The final staff line width is simply the staff line width in sp multiplied by this scale setting - see my calculation above. The same logic applies to most other elements to keep elements in proportion. If you want to keep your absolute staff line width the same when you reduce the scale, you need to increase the staff line width in sp (like you did, from 0,08 to 0,10). However this would alter the proportions between staff lines and other elements - which might or might not be desirable.

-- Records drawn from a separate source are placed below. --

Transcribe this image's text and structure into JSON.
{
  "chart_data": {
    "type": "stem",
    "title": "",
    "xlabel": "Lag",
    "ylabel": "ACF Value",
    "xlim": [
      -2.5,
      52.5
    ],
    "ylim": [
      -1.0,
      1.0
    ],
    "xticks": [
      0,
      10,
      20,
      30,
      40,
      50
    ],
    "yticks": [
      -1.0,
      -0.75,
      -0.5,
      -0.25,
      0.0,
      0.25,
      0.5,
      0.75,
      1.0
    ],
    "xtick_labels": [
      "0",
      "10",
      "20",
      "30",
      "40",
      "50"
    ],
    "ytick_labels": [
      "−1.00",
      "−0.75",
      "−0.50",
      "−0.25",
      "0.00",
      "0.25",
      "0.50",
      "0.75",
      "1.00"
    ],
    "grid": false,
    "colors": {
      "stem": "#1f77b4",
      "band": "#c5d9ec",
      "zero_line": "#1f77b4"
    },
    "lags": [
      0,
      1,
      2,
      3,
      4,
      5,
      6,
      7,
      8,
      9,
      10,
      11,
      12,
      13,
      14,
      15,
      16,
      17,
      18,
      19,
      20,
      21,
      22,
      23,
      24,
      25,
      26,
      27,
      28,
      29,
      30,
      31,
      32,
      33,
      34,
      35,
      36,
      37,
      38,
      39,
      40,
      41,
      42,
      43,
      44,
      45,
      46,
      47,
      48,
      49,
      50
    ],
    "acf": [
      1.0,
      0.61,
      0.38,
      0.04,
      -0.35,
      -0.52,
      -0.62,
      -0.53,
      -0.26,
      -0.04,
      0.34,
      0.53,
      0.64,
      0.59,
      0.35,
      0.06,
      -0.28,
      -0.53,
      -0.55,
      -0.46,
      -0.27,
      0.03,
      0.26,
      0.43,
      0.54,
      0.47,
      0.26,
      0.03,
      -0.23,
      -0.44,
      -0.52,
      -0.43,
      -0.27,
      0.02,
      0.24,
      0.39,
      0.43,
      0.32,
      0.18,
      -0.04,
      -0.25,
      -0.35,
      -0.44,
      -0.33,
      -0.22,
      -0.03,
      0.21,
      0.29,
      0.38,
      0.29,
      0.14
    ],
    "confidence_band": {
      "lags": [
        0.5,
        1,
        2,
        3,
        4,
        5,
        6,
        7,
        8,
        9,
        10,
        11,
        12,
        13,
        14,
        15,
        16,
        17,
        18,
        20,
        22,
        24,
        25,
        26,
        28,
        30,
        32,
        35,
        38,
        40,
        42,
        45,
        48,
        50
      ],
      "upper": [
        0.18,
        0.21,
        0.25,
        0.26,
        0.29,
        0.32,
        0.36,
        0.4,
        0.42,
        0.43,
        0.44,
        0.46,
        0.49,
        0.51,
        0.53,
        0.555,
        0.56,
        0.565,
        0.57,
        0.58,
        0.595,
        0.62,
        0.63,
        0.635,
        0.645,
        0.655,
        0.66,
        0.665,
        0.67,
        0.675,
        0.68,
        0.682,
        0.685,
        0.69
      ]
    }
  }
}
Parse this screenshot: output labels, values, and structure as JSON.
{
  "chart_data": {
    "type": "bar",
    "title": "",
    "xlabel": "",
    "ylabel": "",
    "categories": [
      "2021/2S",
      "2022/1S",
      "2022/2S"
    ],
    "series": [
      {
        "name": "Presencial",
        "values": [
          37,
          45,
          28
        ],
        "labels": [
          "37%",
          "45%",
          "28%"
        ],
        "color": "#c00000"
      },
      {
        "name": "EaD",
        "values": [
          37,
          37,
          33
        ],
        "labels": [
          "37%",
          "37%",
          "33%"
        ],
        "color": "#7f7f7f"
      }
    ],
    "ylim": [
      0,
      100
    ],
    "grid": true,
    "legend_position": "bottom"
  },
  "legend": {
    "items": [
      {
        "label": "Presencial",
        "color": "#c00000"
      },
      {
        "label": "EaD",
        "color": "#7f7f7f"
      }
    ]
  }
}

(hints to developers below)

This same scaling issue came up in the 70s to 90s when computers started describing typefaces in terms of arbitrarily scaleable curves instead of fixed size pixels: it was realized, that when typefaces are scaled down, some parts can become too small to see properly, hindering legibility. So instead of just mathematically pure scaling down of the letter shapes, parts of letters needed to be thickened or made bigger to still look good and stay readable. (Similarly, when scaling up mathematically, things also looked odd, and needed adjustment to look good again.) American computer scientist and polymath Donald Knuth did this in the 70s-80s with his metafont https://en.wikipedia.org/wiki/Metafont package to arrive at beautiful (visually consistent, easy to read) type regardless of size for his mathematical publications that required many small symbols for superscripts and indexes but needed to stay very legible. The commercial market came to the party of curve-based typefaces later, in the 90s, and eventually realized the same thing: things need to be adjusted in shape beyond just scaling up or down. The prevailing solution was from then market leader Adobe called "Mutliple Master", of which the Wikipedia page has a demonstration: https://en.wikipedia.org/wiki/Multiple_master_fonts - this has now been adopted into current typeface standards.

One would expect the same logic - that things need to change in weight when scaled to "look good", that is, be easy to read - would apply to scaling any kind of graphics to be viewed by humans, not just type alone. Including musical score notation.

MuseScore does not do such "optical" adjustment yet, and it currently scales things up and down purely mathematically. To put a long story short, this is why, when you scale your score down, some things - including your staff line widths - will end up being perceived as too small/thin.

In reply to by Ali Wood

The problem then is almost certainly not with the PDF itself, but with the program you are using to print it. Eg, Acrobat, Foxit, Sumatra. These programs will mostly have settings to control the resolution they print at but also how they handle fine lines in particular. The latter option may have the word "antialias" in it. Probably changing those settings will help. Or just try a different PDF program. Or just skip the PDF and print directly. Any of these are better than a 25% increase in the thickness of the staff lines (from 0.08 to 0.10), which will adversely affect readabiltiy.